Why is it difficult to tell the truth?
First, we need to understand the reasons we lie, which we can group into two large buckets: self-interested reasons and prosocial reasons. A lie of self-interest is one you tell to benefit yourself, whether it’s a benefit to your wallet (like fudging on your taxes) or your ego (like exaggerating or rounding your weight down or your income up). Telling the truth can be difficult when it goes against your self-interest.
What about prosocial reasons?
It gets more complicated when you factor in what researchers call prosocial lies, which are the lies you tell for the benefit of someone else—like offering encouragement instead of telling a friend the brutal truth. Then there is telling your aunt you loved the gift she gave you, when in fact, you promptly donated it to Goodwill. With these kinds of lies, you are weighing competing interests, like kindness versus truth.
What repercussions come from not telling the truth?
Many repercussions are obvious, like you may get fired, lose the trust of someone you love or face legal consequences. Those repercussions matter but what often goes most underappreciated are the emotional repercussions that come from not noticing our behavior and patterns of lying.
What are lying’s emotional repercussions?
Constantly centering on everyone else’s lies, while not engaging with our own, can lead to a feeling of cognitive dissonance. You are trying to hold two opposing ideas in your brain, as in, “I don’t lie because lying is bad,” vs. “I know I lie a lot, but it’s justified.” I wrote Would I Lie To You because that cognitive dissonance was catching up with me. I was starting to feel powerless in a world of lies and angry that the world felt so dishonest. At the same time, I was beginning to suspect that I was part of the problem, in that I wasn’t always being as honest as I could be. Where I saw this most was in my marriage and some of my friendships and definitely in my relationship with my kids.
Why is it difficult?
It’s hard to forge deep relationships with people, be both vulnerable and forgiving, or raise children in the era of Siri (who can answer any question they have) if you don’t engage with your decisions around honesty.
How did your commitment to honesty affect your personal life?
Focusing on honesty really helped my marriage, helped my husband and I overcome a rough patch. It also helped me feel more engaged with my kids, who are now 11 and 9. It’s not that I was a disengaged parent before. But I wasn’t paying nearly enough attention to how I answered their questions. My focus on honesty rubbed off on them, too.
We had so many conversations around honesty that we would never have had otherwise. Kids are dealing with so many scenarios related to honesty. Yes, it’s the typical stuff that we all dealt with (who said what on the playground, not cheating on tests, etc.). But it’s also the stuff that adults are struggling with too—like how you represent your life on social media and how you regard what other people are putting up on social media. Kids need to be around adults who are grappling with these issues too and can talk to them about these things in a real way.

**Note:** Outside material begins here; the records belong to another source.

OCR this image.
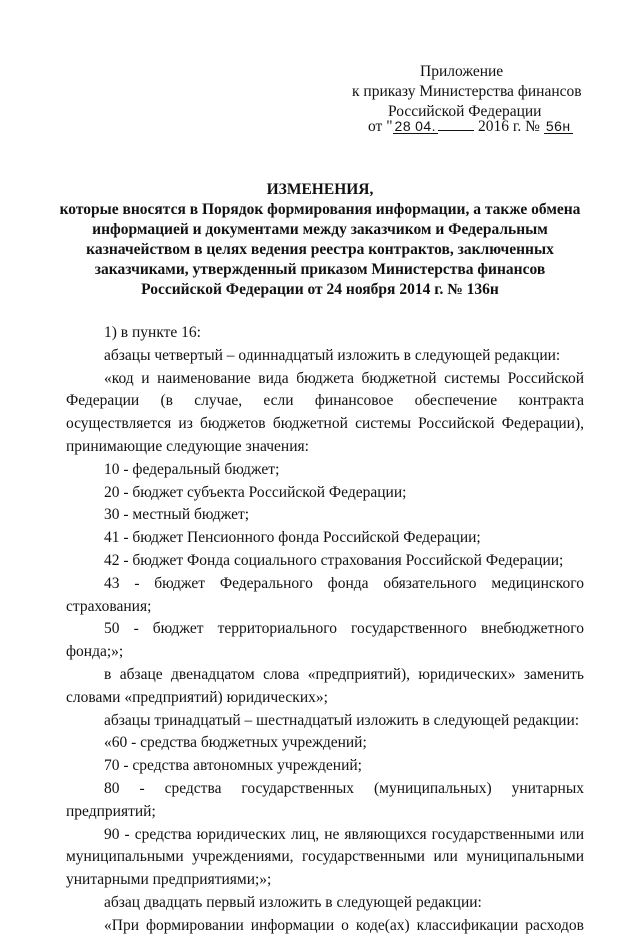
Приложение
к приказу Министерства финансов
Российской Федерации
от " 28 04.	2016 г. № 56н
ИЗМЕНЕНИЯ,
которые вносятся в Порядок формирования информации, а также обмена
информацией и документами между заказчиком и Федеральным
казначейством в целях ведения реестра контрактов, заключенных
заказчиками, утвержденный приказом Министерства финансов
Российской Федерации от 24 ноября 2014 г. № 136н

1) в пункте 16:

абзацы четвертый – одиннадцатый изложить в следующей редакции:

«код и наименование вида бюджета бюджетной системы Российской Федерации (в случае, если финансовое обеспечение контракта осуществляется из бюджетов бюджетной системы Российской Федерации), принимающие следующие значения:

10 - федеральный бюджет;

20 - бюджет субъекта Российской Федерации;

30 - местный бюджет;

41 - бюджет Пенсионного фонда Российской Федерации;

42 - бюджет Фонда социального страхования Российской Федерации;

43 - бюджет Федерального фонда обязательного медицинского страхования;

50 - бюджет территориального государственного внебюджетного фонда;»;

в абзаце двенадцатом слова «предприятий), юридических» заменить словами «предприятий) юридических»;

абзацы тринадцатый – шестнадцатый изложить в следующей редакции:

«60 - средства бюджетных учреждений;

70 - средства автономных учреждений;

80 - средства государственных (муниципальных) унитарных предприятий;

90 - средства юридических лиц, не являющихся государственными или муниципальными учреждениями, государственными или муниципальными унитарными предприятиями;»;

абзац двадцать первый изложить в следующей редакции:

«При формировании информации о коде(ах) классификации расходов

How was honestly impacted your confidence and mentality?
Overall, I feel more empowered to say what I think in so many situations—and at the same time, I feel empowered when I consciously don’t say what I think, because I am paying attention to the reason why. I’m not living life on autopilot.
About Judi Ketteler
Judi Ketteler has been writing stories since she was old enough to hold a pencil. An award-winning essayist, she has contributed to dozens of publications, including The New York Times, The Washington Post, Los Angeles Magazine, Better Homes & Gardens, and Runner’s World. She is also the author of two books about sewing. She lives in Cincinnati with her husband and two children.